The rsyslog queue object

DA worker startup initiation

The rsyslog queue object
This page reflects the status as of 2008-01-17. The documentation is
still incomplete. Target audience is developers and users who would like
to get an in-depth understanding of queues as used in rsyslog.
Please note that this document is outdated and does not longer reflect
the specifics of the queue object. However, I have decided to leave it
in the doc set, as the overall picture provided still is quite OK. I
intend to update this document somewhat later when I have reached the
“store-and-forward” milestone.
Some definitions
A queue is DA-enabled if it is configured to use disk-assisted mode when
there is need to. A queue is in DA mode (or DA run mode), when it
actually runs disk assisted.
Implementation Details
Disk-Assisted Mode
Memory-Type queues may utilize disk-assisted (DA) mode. DA mode is
enabled whenever a queue file name prefix is provided. This is called
DA-enabled mode. If DA-enabled, the queue operates as a regular memory
queue until a high water mark is reached. If that happens, the queue
activates disk assistance (called “runs disk assisted” or “runs DA” -
you can find that often in source file comments). To do so, it creates a
helper queue instance (the DA queue). At that point, there are two
queues running - the primary queue’s consumer changes to a
shuffle-to-DA-queue consumer and the original primary consumer is
assigned to the DA queue. Existing and new messages are spooled to the
disk queue, where the DA worker takes them from and passes them for
execution to the actual consumer. In essence, the primary queue has now
become a memory buffer for the DA queue. The primary queue will be
drained until a low water mark is reached. At that point, processing is
held. New messages enqueued to the primary queue will not be processed
but kept in memory. Processing resumes when either the high water mark
is reached again or the DA queue indicates it is empty. If the DA queue
is empty, it is shut down and processing of the primary queue continues
as a regular in-memory queue (aka “DA mode is shut down”). The whole
thing iterates once the high water mark is hit again.
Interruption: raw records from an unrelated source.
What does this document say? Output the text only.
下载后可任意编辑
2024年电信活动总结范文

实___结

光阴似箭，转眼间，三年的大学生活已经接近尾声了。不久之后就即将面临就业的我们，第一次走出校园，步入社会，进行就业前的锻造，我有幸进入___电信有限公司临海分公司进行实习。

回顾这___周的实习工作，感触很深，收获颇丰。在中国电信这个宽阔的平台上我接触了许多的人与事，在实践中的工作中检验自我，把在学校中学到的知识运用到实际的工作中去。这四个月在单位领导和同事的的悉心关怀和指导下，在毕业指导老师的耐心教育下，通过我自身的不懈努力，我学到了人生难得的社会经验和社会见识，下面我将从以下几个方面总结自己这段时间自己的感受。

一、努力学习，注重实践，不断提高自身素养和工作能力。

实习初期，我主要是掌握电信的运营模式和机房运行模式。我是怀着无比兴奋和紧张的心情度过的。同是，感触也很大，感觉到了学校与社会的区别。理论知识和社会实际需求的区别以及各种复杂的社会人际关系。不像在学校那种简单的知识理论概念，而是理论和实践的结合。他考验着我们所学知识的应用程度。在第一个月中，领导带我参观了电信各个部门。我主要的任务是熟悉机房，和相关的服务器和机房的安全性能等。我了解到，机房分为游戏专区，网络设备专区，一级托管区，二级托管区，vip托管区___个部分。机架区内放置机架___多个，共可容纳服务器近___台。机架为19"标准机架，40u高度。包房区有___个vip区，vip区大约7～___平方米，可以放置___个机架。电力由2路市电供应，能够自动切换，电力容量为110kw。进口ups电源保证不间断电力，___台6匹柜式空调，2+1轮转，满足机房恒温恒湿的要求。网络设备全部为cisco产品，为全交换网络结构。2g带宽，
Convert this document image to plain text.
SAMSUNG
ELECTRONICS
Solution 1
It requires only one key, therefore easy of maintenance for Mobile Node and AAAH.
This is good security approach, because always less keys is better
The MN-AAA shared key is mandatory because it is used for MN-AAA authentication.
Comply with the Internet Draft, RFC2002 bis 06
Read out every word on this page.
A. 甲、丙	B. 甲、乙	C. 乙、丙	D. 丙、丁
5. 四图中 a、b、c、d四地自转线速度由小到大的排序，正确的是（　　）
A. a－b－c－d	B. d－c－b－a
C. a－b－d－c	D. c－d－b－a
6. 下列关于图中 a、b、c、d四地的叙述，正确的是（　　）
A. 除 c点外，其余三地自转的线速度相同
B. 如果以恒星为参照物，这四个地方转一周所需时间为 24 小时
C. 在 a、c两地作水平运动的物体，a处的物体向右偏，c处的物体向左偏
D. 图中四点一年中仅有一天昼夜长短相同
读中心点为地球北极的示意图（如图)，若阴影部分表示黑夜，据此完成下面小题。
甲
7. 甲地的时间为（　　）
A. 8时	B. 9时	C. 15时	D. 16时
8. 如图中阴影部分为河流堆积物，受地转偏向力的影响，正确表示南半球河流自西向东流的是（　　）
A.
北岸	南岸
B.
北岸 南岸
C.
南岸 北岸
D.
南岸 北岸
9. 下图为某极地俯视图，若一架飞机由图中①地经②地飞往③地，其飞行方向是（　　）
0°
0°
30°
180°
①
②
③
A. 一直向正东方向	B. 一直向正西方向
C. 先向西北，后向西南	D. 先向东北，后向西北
There is one special case: if the primary queue is shut down and could
not finish processing all messages within the configured timeout
periods, the DA queue is instantiated to take up the remaining messages.
These will be preserved and be processed during the next run. During
that period, the DA queue runs in “enqueue-only” mode and does not
execute any consumer. Draining the primary queue is typically very fast.
If that behaviour is not desired, it can be turned of via parameters. In
that case, any remaining in-memory messages are lost.
Due to the fact that when running DA two queues work closely together
and worker threads (including the DA worker) may shut down at any time
(due to timeout), processing synchronization and startup and shutdown is
somewhat complex. I’ll outline the exact conditions and steps down here.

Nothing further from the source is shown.